Turkish

Questions File

The questions files for Turkish live here:

/proj/tts/data/turkish/babel/data/questions To be compatible with HTS, we had to rename some of the phones (e.g. '2') to spelled out versions (e.g. 'two'), since HTS expects alphabetic-only phoneme names. Not sure whether this is also required for Merlin.

Babel Conversational Data

Alan's frontend scripts worked as-is on this data, probably because they were developed and tested for this data.

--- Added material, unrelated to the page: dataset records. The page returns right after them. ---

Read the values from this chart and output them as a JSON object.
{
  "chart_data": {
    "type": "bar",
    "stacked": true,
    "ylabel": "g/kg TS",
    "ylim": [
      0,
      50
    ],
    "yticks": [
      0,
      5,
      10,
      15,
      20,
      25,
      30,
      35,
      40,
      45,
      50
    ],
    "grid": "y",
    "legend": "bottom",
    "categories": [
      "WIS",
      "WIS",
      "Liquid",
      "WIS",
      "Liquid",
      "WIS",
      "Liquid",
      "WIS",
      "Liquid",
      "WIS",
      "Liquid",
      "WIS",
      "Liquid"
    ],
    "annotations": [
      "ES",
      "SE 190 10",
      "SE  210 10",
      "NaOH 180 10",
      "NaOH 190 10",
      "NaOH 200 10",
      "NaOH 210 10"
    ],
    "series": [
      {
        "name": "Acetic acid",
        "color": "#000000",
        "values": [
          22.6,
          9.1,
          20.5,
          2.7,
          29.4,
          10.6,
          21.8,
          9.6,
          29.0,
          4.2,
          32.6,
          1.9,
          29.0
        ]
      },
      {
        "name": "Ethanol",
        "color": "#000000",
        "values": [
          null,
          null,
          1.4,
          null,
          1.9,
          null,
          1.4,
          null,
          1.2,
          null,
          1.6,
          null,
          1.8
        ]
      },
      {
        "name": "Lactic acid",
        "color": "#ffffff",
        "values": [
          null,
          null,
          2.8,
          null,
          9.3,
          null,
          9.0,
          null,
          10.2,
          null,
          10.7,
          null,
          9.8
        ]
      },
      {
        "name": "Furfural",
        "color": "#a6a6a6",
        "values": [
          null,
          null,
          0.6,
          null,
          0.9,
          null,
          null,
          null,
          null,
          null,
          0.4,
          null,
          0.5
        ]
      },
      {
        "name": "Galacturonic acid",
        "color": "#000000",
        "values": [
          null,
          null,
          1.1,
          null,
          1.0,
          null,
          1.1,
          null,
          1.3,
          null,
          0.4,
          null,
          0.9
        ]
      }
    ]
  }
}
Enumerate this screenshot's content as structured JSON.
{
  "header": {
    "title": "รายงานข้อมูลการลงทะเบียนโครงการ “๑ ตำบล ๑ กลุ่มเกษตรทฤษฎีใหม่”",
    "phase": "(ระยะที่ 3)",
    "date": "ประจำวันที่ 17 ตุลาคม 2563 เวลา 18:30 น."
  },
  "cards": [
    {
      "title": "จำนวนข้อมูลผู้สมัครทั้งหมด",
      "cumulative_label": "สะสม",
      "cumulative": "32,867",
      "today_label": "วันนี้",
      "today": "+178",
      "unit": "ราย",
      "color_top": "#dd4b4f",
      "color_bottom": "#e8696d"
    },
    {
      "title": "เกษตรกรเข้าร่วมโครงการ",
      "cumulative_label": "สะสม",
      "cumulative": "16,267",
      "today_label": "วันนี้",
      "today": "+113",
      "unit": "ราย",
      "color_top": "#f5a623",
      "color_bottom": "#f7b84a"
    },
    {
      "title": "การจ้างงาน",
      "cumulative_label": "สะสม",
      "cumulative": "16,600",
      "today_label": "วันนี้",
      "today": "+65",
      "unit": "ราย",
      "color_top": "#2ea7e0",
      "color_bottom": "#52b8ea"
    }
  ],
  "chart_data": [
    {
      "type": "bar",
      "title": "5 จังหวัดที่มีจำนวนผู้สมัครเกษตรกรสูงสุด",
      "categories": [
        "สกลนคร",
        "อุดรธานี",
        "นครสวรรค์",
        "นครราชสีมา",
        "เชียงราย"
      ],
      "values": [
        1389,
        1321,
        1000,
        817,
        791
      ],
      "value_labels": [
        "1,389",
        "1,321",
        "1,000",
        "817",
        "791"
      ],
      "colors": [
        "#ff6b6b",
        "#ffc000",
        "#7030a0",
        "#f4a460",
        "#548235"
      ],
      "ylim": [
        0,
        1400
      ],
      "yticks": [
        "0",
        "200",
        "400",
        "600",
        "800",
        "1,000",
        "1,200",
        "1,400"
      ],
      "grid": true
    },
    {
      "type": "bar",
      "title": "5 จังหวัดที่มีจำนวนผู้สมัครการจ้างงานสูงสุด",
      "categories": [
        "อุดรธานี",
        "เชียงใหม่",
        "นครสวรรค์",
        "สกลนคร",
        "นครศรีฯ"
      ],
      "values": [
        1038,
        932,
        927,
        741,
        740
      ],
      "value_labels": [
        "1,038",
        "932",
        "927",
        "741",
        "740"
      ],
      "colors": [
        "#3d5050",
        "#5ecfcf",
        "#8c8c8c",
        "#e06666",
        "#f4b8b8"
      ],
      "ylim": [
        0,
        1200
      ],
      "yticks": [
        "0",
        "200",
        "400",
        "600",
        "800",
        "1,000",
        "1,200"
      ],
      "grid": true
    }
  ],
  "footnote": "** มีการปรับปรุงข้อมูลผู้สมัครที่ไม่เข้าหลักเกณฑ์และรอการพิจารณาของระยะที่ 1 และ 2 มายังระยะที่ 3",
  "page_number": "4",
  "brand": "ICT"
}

Mert did a lot of debugging and data cleanup to get a Merlin baseline using the Babel conversational data. A modification to the Merlin code was required, to force it to output a model even when it would rather not (because the model is not so good) - see /local/users/mert/merlin/src/run_merlin.py on hecate, the commented part in line 331, for the fix - it forces Merlin to generate models regardless of validation errors.

A first baseline for Turkish Babel conversational is on hecate under
/local/users/mert/merlin/egs/build_your_own_voice/s1/experiments/turkish_new

The voice was judged to not sound so good so some cleanup of the data was done. Mert's cleaned-up list of utterance transcriptions can be found here: /proj/tts/tools/babel_scripts/turkish_merlin/etc/txt.done.data

This consists of hand-corrected transcripts, and bad / unintelligible utterances were removed. The beginnings of a voice trained on these is here, on hecate: /local/users/mert/merlin/egs/build_your_own_voice/s1/experiments/turkish2
The label files and audio have a frame mismatch, and so need to be regenerated to be able to build a voice.

I think we were using a "nonstandard" phone mapping for this data originally, so make sure to check the label files to make sure they are using ok phone names (i.e., matches other data you are using if combining). E.g., we were doing "oneone" instead of "oneCL".

Babel Scripted Data

Frontend processing in progress. EHMM would not align this data so currently looking into other aligners.

Radio Broadcast News

Cindy prepared the data for use in voice training and created a lexicon with OOVs added; that lexicon is here: /proj/tts/data/turkish/bn/txt_files/new_babel_lex_phonemapped.out

Kai-Zhan created a Merlin baseline voice using this data; that voice is here:
/proj/tts/habanero_archive/kl2792/tarballs/turkish_news.tgz

Erica has created a cleaned-up set of female utterances since the data contains a lot of background music and lower-quality audio. That 4.5 hour set is defined here:
/proj/tts/data/turkish/bn/4.5hr_cleaned_f.scp

We also had to do the following phone mapping:

# -> wb
1 -> one
1: -> oneCL
2 -> two
2: -> twoCL
5 -> five
a: -> aCL
e: -> eCL
i: -> iCL
o: -> oCL
u: -> uCL
y: -> yCL

A baseline voice trained on this data is currently in progress.